Each Parisian restaurant is characterized by its own style and unique atmosphere, and practically all are noted for an extraspecial spécialité de la maison; wines at La Reine Pédauque and Lapérouse, pressed duck at the lush Tour d'Argent, filet of sole Ritz at the regal Ritz Hotel. In selecting a dining destination for yourself and your amiable amie you should first decide on the tone you want to impart to the evening: elegance or informality, haute cuisine or a happy casualness.
If formality is fitting, you can't top the grand Tour d'Argent, the justly renowned gourmet mecca that perches five stories above the corner of the Quai de la Tournelle overlooking the Seine and Notre-Dame (try to reserve in advance the choice table by the huge bay window). Under the direction of Claude Terrail, who is usually on hand to greet his guests, the restaurant offers a savory assortment of culinary wonders. The pressed duck is the most celebrated course here, and if you've indicated in advance that this is your dining desire, you'll find a card at your table giving the number of your bird (now approximately 520,000). The wine cellar is one of the best in Paris and rates a visit. The tab for two who have made the cook's Tour d'Argent will fall in the neighborhood of $18. A tipping tip is in order here: as in most cosmopolitan cities, gratuities are a deeply ingrained part of the philosophy of those who seek to serve you well. In most restaurants the service charge -- 12 to 15 percent -- is added to your check. (When in doubt, ask, Le service est compris?) In cases where it is compris, you don't have to leave a sou behind you on the table. Neither the headwaiter nor the captain rate a tip, but the sommelier does, since he is not cut in on your 15-percent dole; if he wines you as you dine, a bonus of one or two new francs is entirely adequate.

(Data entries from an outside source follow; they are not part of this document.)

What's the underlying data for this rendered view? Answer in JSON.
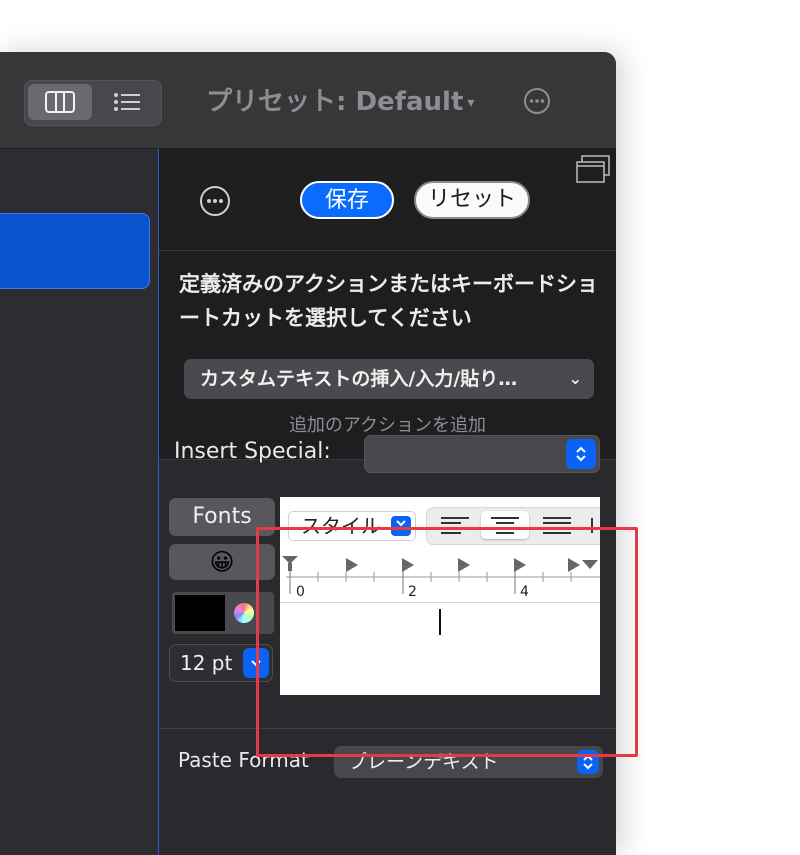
{
  "toolbar": {
    "preset_title": "プリセット: Default",
    "preset_caret": "▾"
  },
  "panel": {
    "save_label": "保存",
    "reset_label": "リセット",
    "prompt": "定義済みのアクションまたはキーボードショートカットを選択してください",
    "action_popup": "カスタムテキストの挿入/入力/貼り…",
    "action_chevron": "⌄",
    "add_action": "追加のアクションを追加",
    "insert_special_label": "Insert Special:",
    "fonts_label": "Fonts",
    "emoji": "😀",
    "font_size": "12 pt",
    "paste_format_label": "Paste Format",
    "paste_format_value": "プレーンテキスト"
  },
  "editor": {
    "style_label": "スタイル",
    "ruler_labels": [
      "0",
      "2",
      "4"
    ]
  },
  "colors": {
    "accent": "#0a6cff",
    "highlight_box": "#e63946",
    "text_color_swatch": "#000000"
  }
}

Maxim's of the Rue Royale is, of course, the showplace restaurant of Paris. The unabashedly romantic atmosphere of the Merry Widow era still persists, and the food is more than sufficient to make you forget the 40-franc-a-person tab. You should bear in mind that Friday night is dress night -- no one, outside of De Gaulle, gets in sans black tie or evening clothes.

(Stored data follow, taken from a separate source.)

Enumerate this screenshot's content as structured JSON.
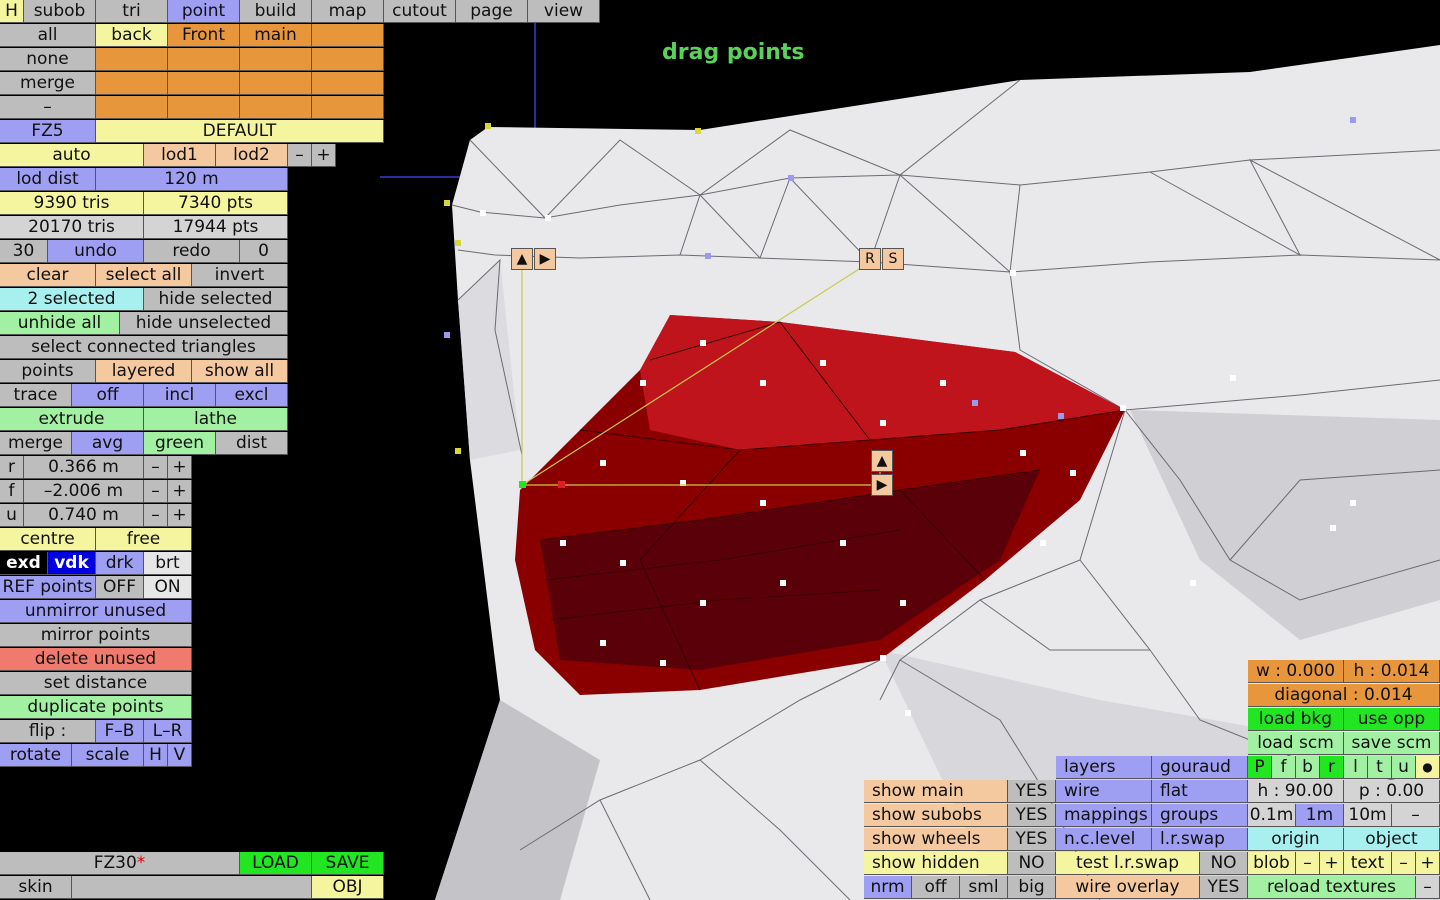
{
  "viewport_title": "drag points",
  "top_tabs": [
    "H",
    "subob",
    "tri",
    "point",
    "build",
    "map",
    "cutout",
    "page",
    "view"
  ],
  "left": {
    "sel_all": "all",
    "sel_none": "none",
    "sel_merge": "merge",
    "sel_dash": "–",
    "view_back": "back",
    "view_front": "Front",
    "view_main": "main",
    "fz": "FZ5",
    "default": "DEFAULT",
    "auto": "auto",
    "lod1": "lod1",
    "lod2": "lod2",
    "minus": "–",
    "plus": "+",
    "lod_dist": "lod dist",
    "lod_value": "120 m",
    "tris1": "9390 tris",
    "pts1": "7340 pts",
    "tris2": "20170 tris",
    "pts2": "17944 pts",
    "undo_count": "30",
    "undo": "undo",
    "redo": "redo",
    "redo_count": "0",
    "clear": "clear",
    "select_all": "select all",
    "invert": "invert",
    "selected": "2 selected",
    "hide_selected": "hide selected",
    "unhide_all": "unhide all",
    "hide_unselected": "hide unselected",
    "select_connected": "select connected triangles",
    "points": "points",
    "layered": "layered",
    "show_all": "show all",
    "trace": "trace",
    "off": "off",
    "incl": "incl",
    "excl": "excl",
    "extrude": "extrude",
    "lathe": "lathe",
    "merge2": "merge",
    "avg": "avg",
    "green": "green",
    "dist": "dist",
    "r_label": "r",
    "r_value": "0.366 m",
    "f_label": "f",
    "f_value": "–2.006 m",
    "u_label": "u",
    "u_value": "0.740 m",
    "centre": "centre",
    "free": "free",
    "exd": "exd",
    "vdk": "vdk",
    "drk": "drk",
    "brt": "brt",
    "ref_points": "REF points",
    "ref_off": "OFF",
    "ref_on": "ON",
    "unmirror_unused": "unmirror unused",
    "mirror_points": "mirror points",
    "delete_unused": "delete unused",
    "set_distance": "set distance",
    "duplicate_points": "duplicate points",
    "flip": "flip :",
    "fb": "F–B",
    "lr": "L–R",
    "rotate": "rotate",
    "scale": "scale",
    "h": "H",
    "v": "V"
  },
  "bottom_left": {
    "file": "FZ30",
    "modified": "*",
    "load": "LOAD",
    "save": "SAVE",
    "skin": "skin",
    "obj": "OBJ"
  },
  "bottom_right": {
    "show_main": "show main",
    "show_main_v": "YES",
    "show_subobs": "show subobs",
    "show_subobs_v": "YES",
    "show_wheels": "show wheels",
    "show_wheels_v": "YES",
    "show_hidden": "show hidden",
    "show_hidden_v": "NO",
    "nrm": "nrm",
    "off": "off",
    "sml": "sml",
    "big": "big",
    "layers": "layers",
    "gouraud": "gouraud",
    "wire": "wire",
    "flat": "flat",
    "mappings": "mappings",
    "groups": "groups",
    "nc_level": "n.c.level",
    "lr_swap": "l.r.swap",
    "test_lr_swap": "test l.r.swap",
    "test_lr_swap_v": "NO",
    "wire_overlay": "wire overlay",
    "wire_overlay_v": "YES",
    "w": "w : 0.000",
    "hh": "h : 0.014",
    "diagonal": "diagonal : 0.014",
    "load_bkg": "load bkg",
    "use_opp": "use opp",
    "load_scm": "load scm",
    "save_scm": "save scm",
    "pf": [
      "P",
      "f",
      "b",
      "r",
      "l",
      "t",
      "u",
      "●"
    ],
    "h90": "h : 90.00",
    "p0": "p : 0.00",
    "s01": "0.1m",
    "s1": "1m",
    "s10": "10m",
    "sminus": "–",
    "origin": "origin",
    "object": "object",
    "blob": "blob",
    "text": "text",
    "minus": "–",
    "plus": "+",
    "reload_textures": "reload textures"
  },
  "handles": {
    "up": "▲",
    "right": "▶",
    "r": "R",
    "s": "S"
  }
}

Though it may seem at first thought to be a likely locale for tourists, the first landing of the Tour Eiffel contains an excellent restaurant that is frequented more by knowing Parisians than by visiting outlanders. The food is first chair, and as you sup you can relish an Eiffel eyeful of a panoramic view over the glittering city stretching to the far faubourgs.
For a more relaxed milieu, head for the charm-laden Broche-d'Or on Rue Bernard-Palissy, a tortuous, twisted street (half a block from the Café des Deux Magots) that has, in the last couple of years, become one of the most fashionable in Paris. In the Broche-d'Or you'll find 17th Century engravings, oaken tables and chairs, an open hearth where a white-smocked chef grills massive steaks and chops, and delectable young waitresses swathed in low-cut, belle-skirted adaptations of 17th Century serving-maid costumes, delightfully dispense cassis, superior wine and delicious hors d'oeuvre tidbits. While you're partaking of the baby artichokes and radishes, the chef brings for your inspection a tray of inviting cuts, including chicken, lamb chops, pork, veal and steak. Although technically the Broche-d'Or opens at seven, the smarter set doesn't start arriving till about nine. Dinner for two here will run around $20.
If you're in the mood for fun, you might try à la Grenouille on the Rue des Grands-Augustins, a raucous eatery that has been dubbed, not without cause, Roger's Madhouse. The tables are crowded, the din is unrelenting, and the menu is printed on a blackboard in a far corner of the room: binoculars are provided for those who can't make it out with the naked eye. You'll find the merry mood here surprisingly contagious.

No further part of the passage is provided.